Jeremy
D. Morley
Does a foreign visitor or resident need to always carry a passport while in the
United States?
The question arises when,
for example, a foreign parent wants to visit a child who lives with the other
parent in the United States and the custodial parent asks that the visiting
parent deposits all passports with an attorney to prevent possible child
abduction.
The issue arises
because Section of the Immigration and Nationality Act requires that, “Every
alien, eighteen years of age and over, shall at all times carry with him and
have in his personal possession any certificate of alien registration or alien
registration receipt card issued to him ….”
Thus, a visitor needs
to carry a record of lawful admission, not a passport.
The federal
regulations, 8 CFR. § 264.1(b), identify the prescribed alien registration
documents as including the Form I-94 Arrival-Departure Record, the I-551 “green
card” and the I-766 “EAD card.”
The “I-94” is the usual
record of admission for a visitor. The problem is that the I-94 is now usually
stamped in the passport upon entry, so that it cannot be separately held.
The solution is to
print the I-94 from The Customs and Border Protection website. It then serves as the official record of admission.
Homeland Security
helpfully expressly and clearly states - https://i94.cbp.dhs.gov/I94/#/home - that
"A traveler lawfully admitted (or paroled) into
the U.S. may print their lawful record of admission (I-94
form) from this CBP website.

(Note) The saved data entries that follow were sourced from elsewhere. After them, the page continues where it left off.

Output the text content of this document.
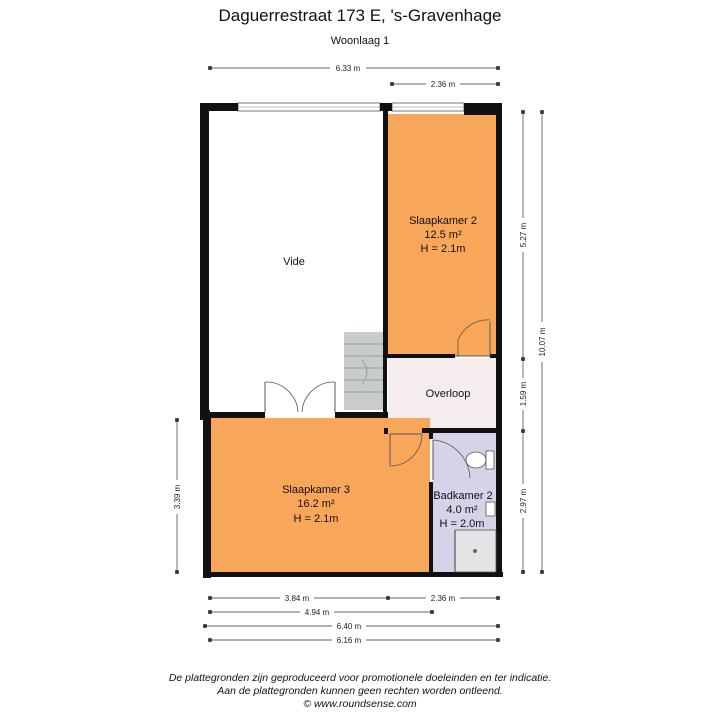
Daguerrestraat 173 E, 's-Gravenhage
Woonlaag 1
Vide
Slaapkamer 2
12.5 m²
H = 2.1m
Overloop
Slaapkamer 3
16.2 m²
H = 2.1m
Badkamer 2
4.0 m²
H = 2.0m
6.33 m
2.36 m
5.27 m
1.59 m
2.97 m
10.07 m
3.39 m
3.84 m	2.36 m
4.94 m
6.40 m
6.16 m
De plattegronden zijn geproduceerd voor promotionele doeleinden en ter indicatie.
Aan de plattegronden kunnen geen rechten worden ontleend.
© www.roundsense.com
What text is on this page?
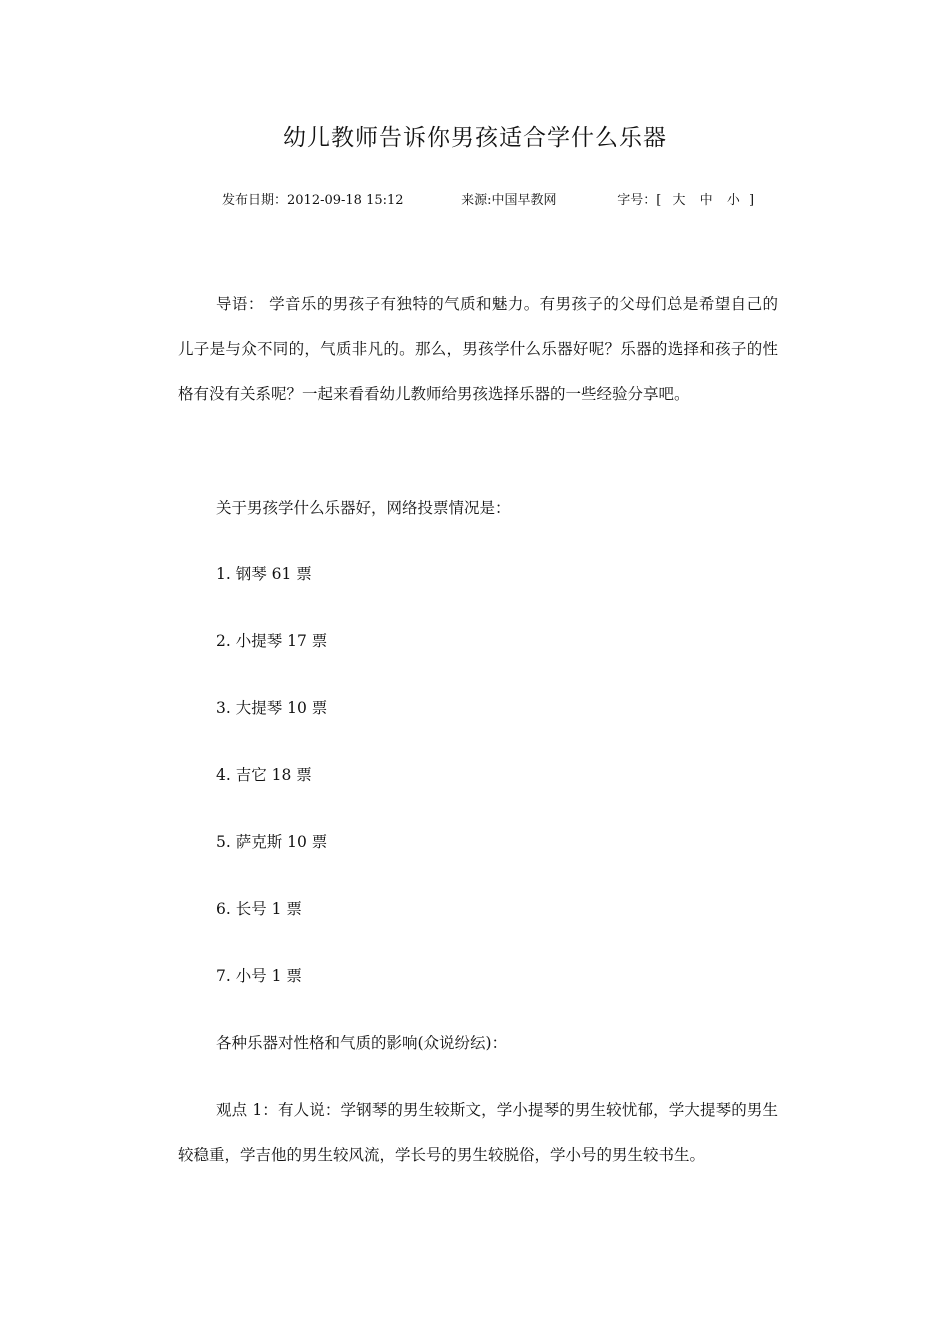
幼儿教师告诉你男孩适合学什么乐器
发布日期：2012-09-18 15:12	来源:中国早教网	字号：[ 大 中 小 ]
导语： 学音乐的男孩子有独特的气质和魅力。有男孩子的父母们总是希望自己的儿子是与众不同的，气质非凡的。那么，男孩学什么乐器好呢？乐器的选择和孩子的性格有没有关系呢？一起来看看幼儿教师给男孩选择乐器的一些经验分享吧。
关于男孩学什么乐器好，网络投票情况是：
1. 钢琴 61 票
2. 小提琴 17 票
3. 大提琴 10 票
4. 吉它 18 票
5. 萨克斯 10 票
6. 长号 1 票
7. 小号 1 票
各种乐器对性格和气质的影响(众说纷纭)：
观点 1：有人说：学钢琴的男生较斯文，学小提琴的男生较忧郁，学大提琴的男生较稳重，学吉他的男生较风流，学长号的男生较脱俗，学小号的男生较书生。
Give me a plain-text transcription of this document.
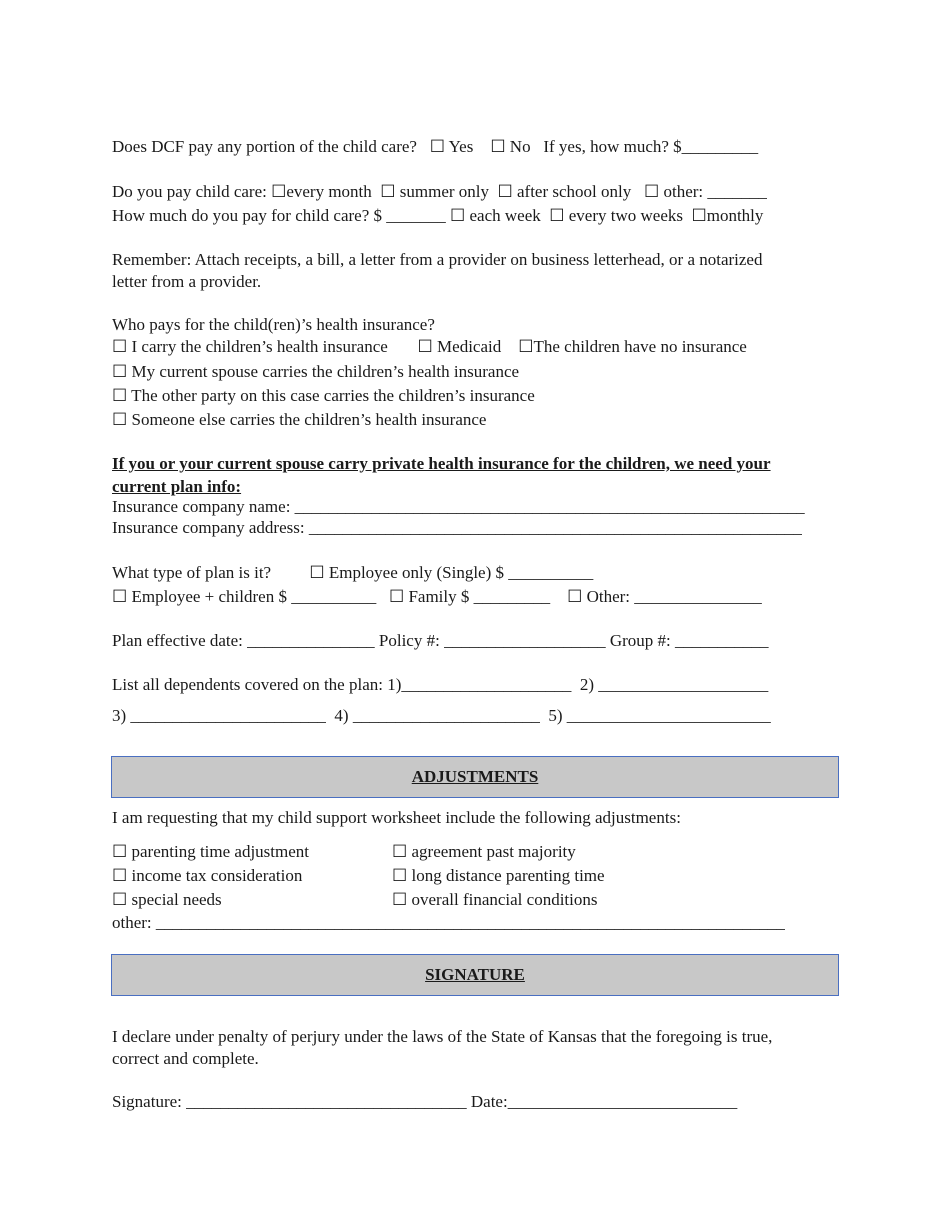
Does DCF pay any portion of the child care?   ☐ Yes    ☐ No   If yes, how much? $_________
Do you pay child care: ☐every month  ☐ summer only  ☐ after school only   ☐ other: _______
How much do you pay for child care? $ _______ ☐ each week  ☐ every two weeks  ☐monthly
Remember: Attach receipts, a bill, a letter from a provider on business letterhead, or a notarized
letter from a provider.
Who pays for the child(ren)’s health insurance?
☐ I carry the children’s health insurance       ☐ Medicaid    ☐The children have no insurance
☐ My current spouse carries the children’s health insurance
☐ The other party on this case carries the children’s insurance
☐ Someone else carries the children’s health insurance
If you or your current spouse carry private health insurance for the children, we need your
current plan info:
Insurance company name: ____________________________________________________________
Insurance company address: __________________________________________________________
What type of plan is it?         ☐ Employee only (Single) $ __________
☐ Employee + children $ __________   ☐ Family $ _________    ☐ Other: _______________
Plan effective date: _______________ Policy #: ___________________ Group #: ___________
List all dependents covered on the plan: 1)____________________  2) ____________________
3) _______________________  4) ______________________  5) ________________________
ADJUSTMENTS
I am requesting that my child support worksheet include the following adjustments:
☐ parenting time adjustment
☐ income tax consideration
☐ special needs
☐ agreement past majority
☐ long distance parenting time
☐ overall financial conditions
other: __________________________________________________________________________
SIGNATURE
I declare under penalty of perjury under the laws of the State of Kansas that the foregoing is true,
correct and complete.
Signature: _________________________________ Date:___________________________
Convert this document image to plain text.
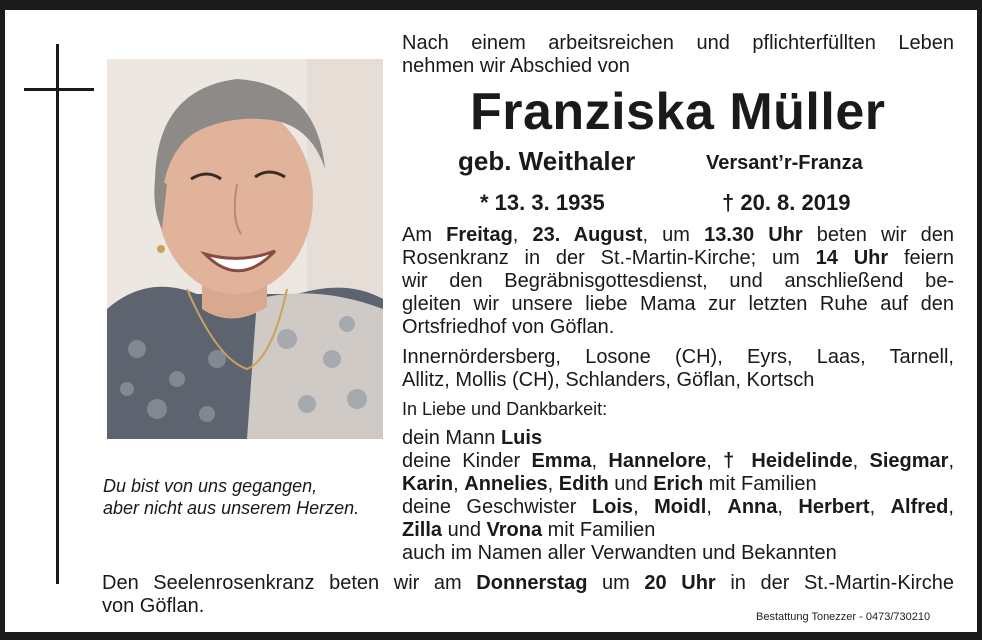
Du bist von uns gegangen,
aber nicht aus unserem Herzen.
Nach einem arbeitsreichen und pflichterfüllten Leben
nehmen wir Abschied von
Franziska Müller
geb. Weithaler	Versant’r-Franza
* 13. 3. 1935	† 20. 8. 2019
Am Freitag, 23. August, um 13.30 Uhr beten wir den
Rosenkranz in der St.-Martin-Kirche; um 14 Uhr feiern
wir den Begräbnisgottesdienst, und anschließend be-
gleiten wir unsere liebe Mama zur letzten Ruhe auf den
Ortsfriedhof von Göflan.
Innernördersberg, Losone (CH), Eyrs, Laas, Tarnell,
Allitz, Mollis (CH), Schlanders, Göflan, Kortsch
In Liebe und Dankbarkeit:
dein Mann Luis
deine Kinder Emma, Hannelore, † Heidelinde, Siegmar,
Karin, Annelies, Edith und Erich mit Familien
deine Geschwister Lois, Moidl, Anna, Herbert, Alfred,
Zilla und Vrona mit Familien
auch im Namen aller Verwandten und Bekannten
Den Seelenrosenkranz beten wir am Donnerstag um 20 Uhr in der St.-Martin-Kirche
von Göflan.	Bestattung Tonezzer - 0473/730210
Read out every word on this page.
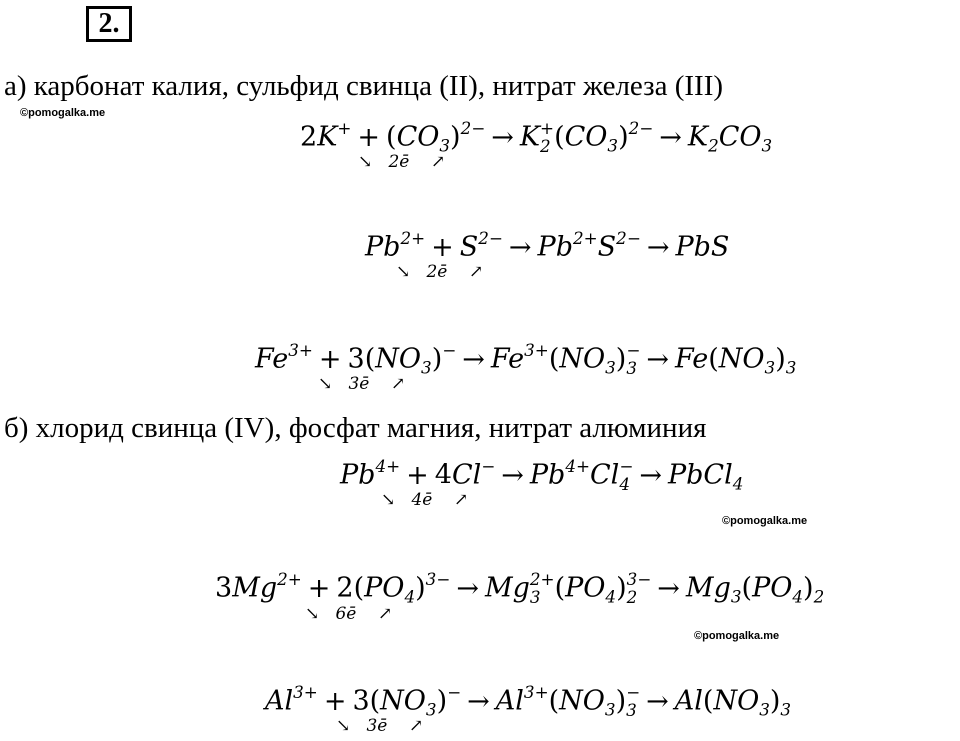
2.
а) карбонат калия, сульфид свинца (II), нитрат железа (III)
©pomogalka.me
$2K^+ + (CO_3)^{2-} \to K$ +
2 $(CO_3)^{2-} \to K_2CO_3$
↘ 2ē ↗
$Pb^{2+} + S^{2-} \to Pb^{2+}S^{2-}$ → PbS
↘ 2ē ↗
$Fe^{3+} + 3(NO_3)^- \to Fe^{3+}(NO_3)$ −
$3 \to Fe(NO_3)_3$
↘ 3ē ↗
б) хлорид свинца (IV), фосфат магния, нитрат алюминия
$Pb^{4+} + 4Cl^- \to Pb^{4+}Cl$ −
4 → PbCl$_4$
↘ 4ē ↗
©pomogalka.me
$3Mg^{2+} + 2(PO_4)^{3-} \to Mg$ 2+
3 $(PO_4)$ 3−
$2 \to Mg_3(PO_4)_2$
↘ 6ē ↗
©pomogalka.me
$Al^{3+} + 3(NO_3)^- \to Al^{3+}(NO_3)$ −
$3 \to Al(NO_3)_3$
↘ 3ē ↗
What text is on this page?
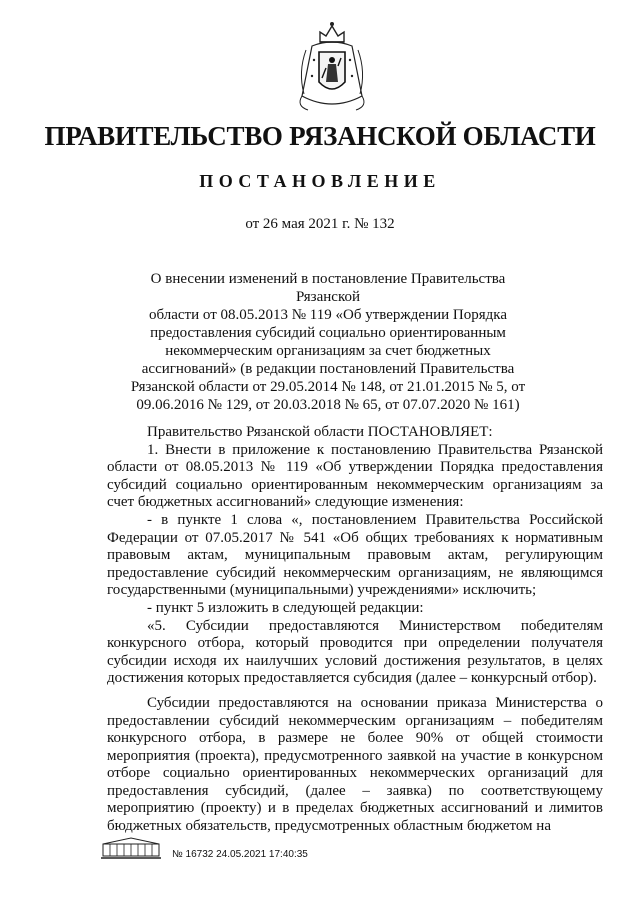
ПРАВИТЕЛЬСТВО РЯЗАНСКОЙ ОБЛАСТИ
ПОСТАНОВЛЕНИЕ
от 26 мая 2021 г. № 132
О внесении изменений в постановление Правительства Рязанской
области от 08.05.2013 № 119 «Об утверждении Порядка
предоставления субсидий социально ориентированным
некоммерческим организациям за счет бюджетных
ассигнований» (в редакции постановлений Правительства
Рязанской области от 29.05.2014 № 148, от 21.01.2015 № 5, от
09.06.2016 № 129, от 20.03.2018 № 65, от 07.07.2020 № 161)

Правительство Рязанской области ПОСТАНОВЛЯЕТ:

1. Внести в приложение к постановлению Правительства Рязанской области от 08.05.2013 № 119 «Об утверждении Порядка предоставления субсидий социально ориентированным некоммерческим организациям за счет бюджетных ассигнований» следующие изменения:

- в пункте 1 слова «, постановлением Правительства Российской Федерации от 07.05.2017 № 541 «Об общих требованиях к нормативным правовым актам, муниципальным правовым актам, регулирующим предоставление субсидий некоммерческим организациям, не являющимся государственными (муниципальными) учреждениями» исключить;

- пункт 5 изложить в следующей редакции:

«5. Субсидии предоставляются Министерством победителям конкурсного отбора, который проводится при определении получателя субсидии исходя их наилучших условий достижения результатов, в целях достижения которых предоставляется субсидия (далее – конкурсный отбор).

Субсидии предоставляются на основании приказа Министерства о предоставлении субсидий некоммерческим организациям – победителям конкурсного отбора, в размере не более 90% от общей стоимости мероприятия (проекта), предусмотренного заявкой на участие в конкурсном отборе социально ориентированных некоммерческих организаций для предоставления субсидий, (далее – заявка) по соответствующему мероприятию (проекту) и в пределах бюджетных ассигнований и лимитов бюджетных обязательств, предусмотренных областным бюджетом на

№ 16732 24.05.2021 17:40:35
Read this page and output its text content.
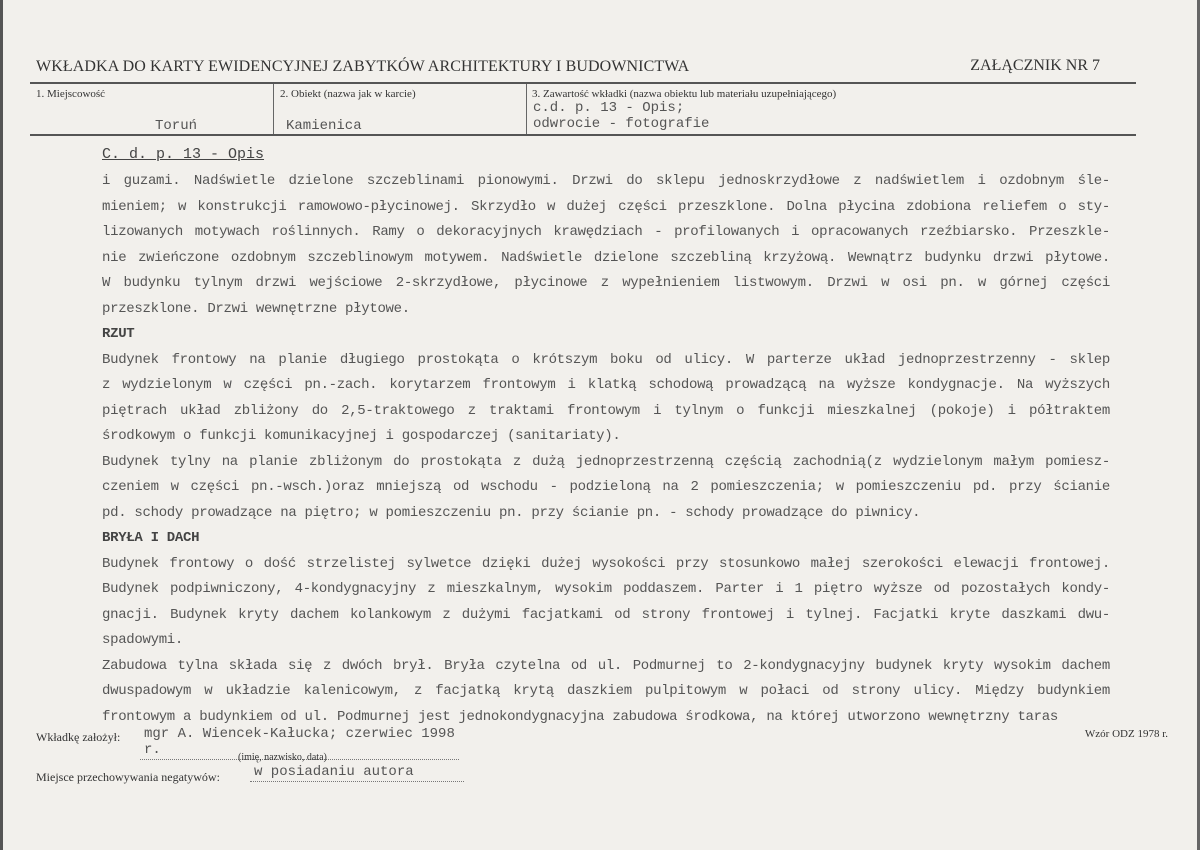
WKŁADKA DO KARTY EWIDENCYJNEJ ZABYTKÓW ARCHITEKTURY I BUDOWNICTWA	ZAŁĄCZNIK NR 7
1. Miejscowość
Toruń
2. Obiekt (nazwa jak w karcie)
Kamienica
3. Zawartość wkładki (nazwa obiektu lub materiału uzupełniającego)
c.d. p. 13 - Opis;
odwrocie - fotografie
C. d. p. 13 - Opis
i guzami. Nadświetle dzielone szczeblinami pionowymi. Drzwi do sklepu jednoskrzydłowe z nadświetlem i ozdobnym śle-
mieniem; w konstrukcji ramowowo-płycinowej. Skrzydło w dużej części przeszklone. Dolna płycina zdobiona reliefem o sty-
lizowanych motywach roślinnych. Ramy o dekoracyjnych krawędziach - profilowanych i opracowanych rzeźbiarsko. Przeszkle-
nie zwieńczone ozdobnym szczeblinowym motywem. Nadświetle dzielone szczebliną krzyżową. Wewnątrz budynku drzwi płytowe.
W budynku tylnym drzwi wejściowe 2-skrzydłowe, płycinowe z wypełnieniem listwowym. Drzwi w osi pn. w górnej części
przeszklone. Drzwi wewnętrzne płytowe.
RZUT
Budynek frontowy na planie długiego prostokąta o krótszym boku od ulicy. W parterze układ jednoprzestrzenny - sklep
z wydzielonym w części pn.-zach. korytarzem frontowym i klatką schodową prowadzącą na wyższe kondygnacje. Na wyższych
piętrach układ zbliżony do 2,5-traktowego z traktami frontowym i tylnym o funkcji mieszkalnej (pokoje) i półtraktem
środkowym o funkcji komunikacyjnej i gospodarczej (sanitariaty).
Budynek tylny na planie zbliżonym do prostokąta z dużą jednoprzestrzenną częścią zachodnią(z wydzielonym małym pomiesz-
czeniem w części pn.-wsch.)oraz mniejszą od wschodu - podzieloną na 2 pomieszczenia; w pomieszczeniu pd. przy ścianie
pd. schody prowadzące na piętro; w pomieszczeniu pn. przy ścianie pn. - schody prowadzące do piwnicy.
BRYŁA I DACH
Budynek frontowy o dość strzelistej sylwetce dzięki dużej wysokości przy stosunkowo małej szerokości elewacji frontowej.
Budynek podpiwniczony, 4-kondygnacyjny z mieszkalnym, wysokim poddaszem. Parter i 1 piętro wyższe od pozostałych kondy-
gnacji. Budynek kryty dachem kolankowym z dużymi facjatkami od strony frontowej i tylnej. Facjatki kryte daszkami dwu-
spadowymi.
Zabudowa tylna składa się z dwóch brył. Bryła czytelna od ul. Podmurnej to 2-kondygnacyjny budynek kryty wysokim dachem
dwuspadowym w układzie kalenicowym, z facjatką krytą daszkiem pulpitowym w połaci od strony ulicy. Między budynkiem
frontowym a budynkiem od ul. Podmurnej jest jednokondygnacyjna zabudowa środkowa, na której utworzono wewnętrzny taras
Wkładkę założył: mgr A. Wiencek-Kałucka; czerwiec 1998 r.	(imię, nazwisko, data)
Miejsce przechowywania negatywów: w posiadaniu autora
Wzór ODZ 1978 r.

If someone requests your admission information,
this is the form you would provide."
Accordingly, it can be
entirely appropriate for a custodial parent in such circumstances to require
that all of the visitors passports be deposited with a court or an attorney
prior to child visitation in order to help prevent international child
abduction, and to explain that the visitor can comply with the law by printing
and maintaining in his or her possession the I-94 printout.